For Us or Against Us?

There is one massive problem with achieving teamwork and that’s our human inclination to look after Number One.

We all have an ego, and our ego has one distinct and very important job – to protect us.  It sits there all day looking for moments when we might be under threat and activating our fight or flight system if it thinks we ARE under threat.  This vital part of us is attached to the oldest and most established part of our reptilian brain which is responsible for instinct and survival.  Unfortunately for us, it can’t really tell the difference between an unkind word, a commuter taxi, and a saber-toothed tiger.  That’s where WE come in.

We, the adult, are separate from our ego.  We’re not one and the same.  This is an important distinction that many people never really make.  When we realise that this is the case and that our ego is more child than adult, then we can acknowledge its fears and have a conversation with it.  We can ascertain whether it has a valid point and act appropriately according to the size of the threat.

If we’re part of a team, assessing the concerns of our ego and acting appropriately is an absolute MUST.  As soon as our ego comes online, the way we think, speak and act ceases to be about the greater good and starts to orient more towards looking after Number One.  That generally can’t go anywhere good or productive.

As soon as our egos come online, it prompts a physiological response within our body.  Adrenaline is released which increases our heart rate and dilates our blood vessels to allow more blood to circulate.  We breathe faster to get more oxygen into our system.  Our blood is diverted away from certain bodily functions and towards major muscle groups.  All in case we need to physically respond to the threat. 

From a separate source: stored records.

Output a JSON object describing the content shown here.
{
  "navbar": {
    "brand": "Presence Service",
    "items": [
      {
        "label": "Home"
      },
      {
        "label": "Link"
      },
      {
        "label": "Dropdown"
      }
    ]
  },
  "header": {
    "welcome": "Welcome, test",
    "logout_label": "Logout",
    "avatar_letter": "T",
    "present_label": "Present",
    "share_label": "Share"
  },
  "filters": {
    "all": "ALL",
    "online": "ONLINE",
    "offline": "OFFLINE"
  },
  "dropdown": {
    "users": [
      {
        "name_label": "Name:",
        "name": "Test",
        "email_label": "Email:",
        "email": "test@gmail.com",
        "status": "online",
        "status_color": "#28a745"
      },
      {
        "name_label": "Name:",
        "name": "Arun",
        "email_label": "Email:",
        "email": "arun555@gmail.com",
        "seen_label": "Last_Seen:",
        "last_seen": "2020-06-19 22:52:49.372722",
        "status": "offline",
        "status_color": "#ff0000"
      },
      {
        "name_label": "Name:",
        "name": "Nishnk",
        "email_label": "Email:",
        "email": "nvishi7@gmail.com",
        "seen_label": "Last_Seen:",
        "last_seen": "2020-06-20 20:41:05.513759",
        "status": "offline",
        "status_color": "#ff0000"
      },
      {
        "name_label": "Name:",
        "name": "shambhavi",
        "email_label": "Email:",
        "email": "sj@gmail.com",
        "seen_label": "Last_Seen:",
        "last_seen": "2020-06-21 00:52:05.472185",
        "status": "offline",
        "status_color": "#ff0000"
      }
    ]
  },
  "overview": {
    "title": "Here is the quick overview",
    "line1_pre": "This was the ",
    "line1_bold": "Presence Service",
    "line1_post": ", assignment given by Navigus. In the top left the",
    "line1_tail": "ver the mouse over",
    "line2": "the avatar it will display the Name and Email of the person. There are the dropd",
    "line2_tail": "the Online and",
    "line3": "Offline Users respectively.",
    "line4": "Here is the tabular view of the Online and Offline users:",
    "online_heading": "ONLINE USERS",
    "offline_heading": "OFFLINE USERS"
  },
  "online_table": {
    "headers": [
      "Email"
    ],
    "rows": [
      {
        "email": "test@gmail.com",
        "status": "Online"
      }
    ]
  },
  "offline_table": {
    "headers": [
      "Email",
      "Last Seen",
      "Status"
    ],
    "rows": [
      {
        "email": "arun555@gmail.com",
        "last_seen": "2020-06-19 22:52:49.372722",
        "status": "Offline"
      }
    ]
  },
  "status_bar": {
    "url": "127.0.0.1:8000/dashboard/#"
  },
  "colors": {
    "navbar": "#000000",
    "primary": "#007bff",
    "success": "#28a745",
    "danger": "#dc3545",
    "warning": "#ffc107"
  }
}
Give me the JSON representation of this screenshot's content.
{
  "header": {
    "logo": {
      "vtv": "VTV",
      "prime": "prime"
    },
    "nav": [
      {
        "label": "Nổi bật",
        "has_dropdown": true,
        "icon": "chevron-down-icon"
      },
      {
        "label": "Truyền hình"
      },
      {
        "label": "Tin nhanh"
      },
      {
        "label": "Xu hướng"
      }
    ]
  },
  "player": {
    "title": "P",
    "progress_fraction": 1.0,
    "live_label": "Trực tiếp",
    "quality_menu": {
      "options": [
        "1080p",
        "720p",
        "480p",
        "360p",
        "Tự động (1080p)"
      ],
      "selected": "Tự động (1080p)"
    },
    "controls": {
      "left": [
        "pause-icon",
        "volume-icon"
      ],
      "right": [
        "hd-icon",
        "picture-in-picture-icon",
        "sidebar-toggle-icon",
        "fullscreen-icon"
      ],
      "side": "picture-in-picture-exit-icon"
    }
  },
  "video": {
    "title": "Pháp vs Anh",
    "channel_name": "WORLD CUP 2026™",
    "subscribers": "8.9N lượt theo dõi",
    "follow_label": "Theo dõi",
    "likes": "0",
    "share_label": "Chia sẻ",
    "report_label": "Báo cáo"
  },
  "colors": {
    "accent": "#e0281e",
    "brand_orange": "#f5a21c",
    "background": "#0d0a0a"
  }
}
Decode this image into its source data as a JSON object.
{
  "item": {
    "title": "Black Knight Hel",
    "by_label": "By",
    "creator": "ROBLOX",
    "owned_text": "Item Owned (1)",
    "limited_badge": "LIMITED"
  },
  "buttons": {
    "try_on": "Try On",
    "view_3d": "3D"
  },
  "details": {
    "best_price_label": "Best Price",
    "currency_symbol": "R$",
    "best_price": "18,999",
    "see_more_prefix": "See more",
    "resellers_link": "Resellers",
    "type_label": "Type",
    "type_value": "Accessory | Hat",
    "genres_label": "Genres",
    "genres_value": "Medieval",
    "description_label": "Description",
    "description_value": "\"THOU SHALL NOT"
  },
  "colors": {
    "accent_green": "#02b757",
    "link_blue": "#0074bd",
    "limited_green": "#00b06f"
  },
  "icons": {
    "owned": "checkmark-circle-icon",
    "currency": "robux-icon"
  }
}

When we’re taught to count to 10 before we respond, it’s to ride out this initial physiological reaction so that we can respond intelligently!  In this day and age, there are few instances where we actually need to physically respond, and re-harnessing our brains that have been hijacked by our ego is far more important!  As soon as you’re aware ego is present in the conversation, it’s better to take a break or come back later.

The first key is self-management.  This requires that we examine what it physically feels like when our ego perks its ears up and comes online.  For some, it’s a butterfly spike in your chest or gut.  For others, their cheeks get warm.  We’re all individuals – what is it for you? 

The second key, once we’ve identified this warning flag, is to prompt ourselves to assess what our ego has to say and whether we need to react or respond.  Because our egos can be overreactive, there’s a lot that can be discarded.  We don’t need to hook our energy and thinking up to many of the things our ego thinks we do.  Taxis on the way to work.  That thing that person said in that way….again.  So much of it we can let go if we acknowledge that we, as adults, hold the power to decide.

When we acknowledge that our egos are a primal part of us and we have the option to take their response as advisory rather than executive, we can start to make more mature decisions that better impact our ability to be part of and to lead a productive team.

We have the option to discard much of what our egos react to and to move forward with more powerful responses such as understanding and compassion.  Not everything deserves the energy we allocate to it.  This realization is a powerful one that allows us to reclaim ourselves and streamline our input, disconnecting from many things that snag us up and make us ineffective and unproductive.

Learning to delay our response to our ego spiking long enough to make an executive decision isn’t always easy and it definitely takes practice.  But it’s one of the most important things we can do for ourselves and our team.

You cannot lead from a position of ego.  You can only manage and direct.  To build a team that can support and trust you, you must lead rather than manage.  Leadership comes from a place of authenticity and truth.  Strangely, the fallibility and humanness of that position is exactly what connects your team to you and makes your bond stronger.

Focus this week on identifying the spike as your ego comes online.  Assess.  Decide.  Act.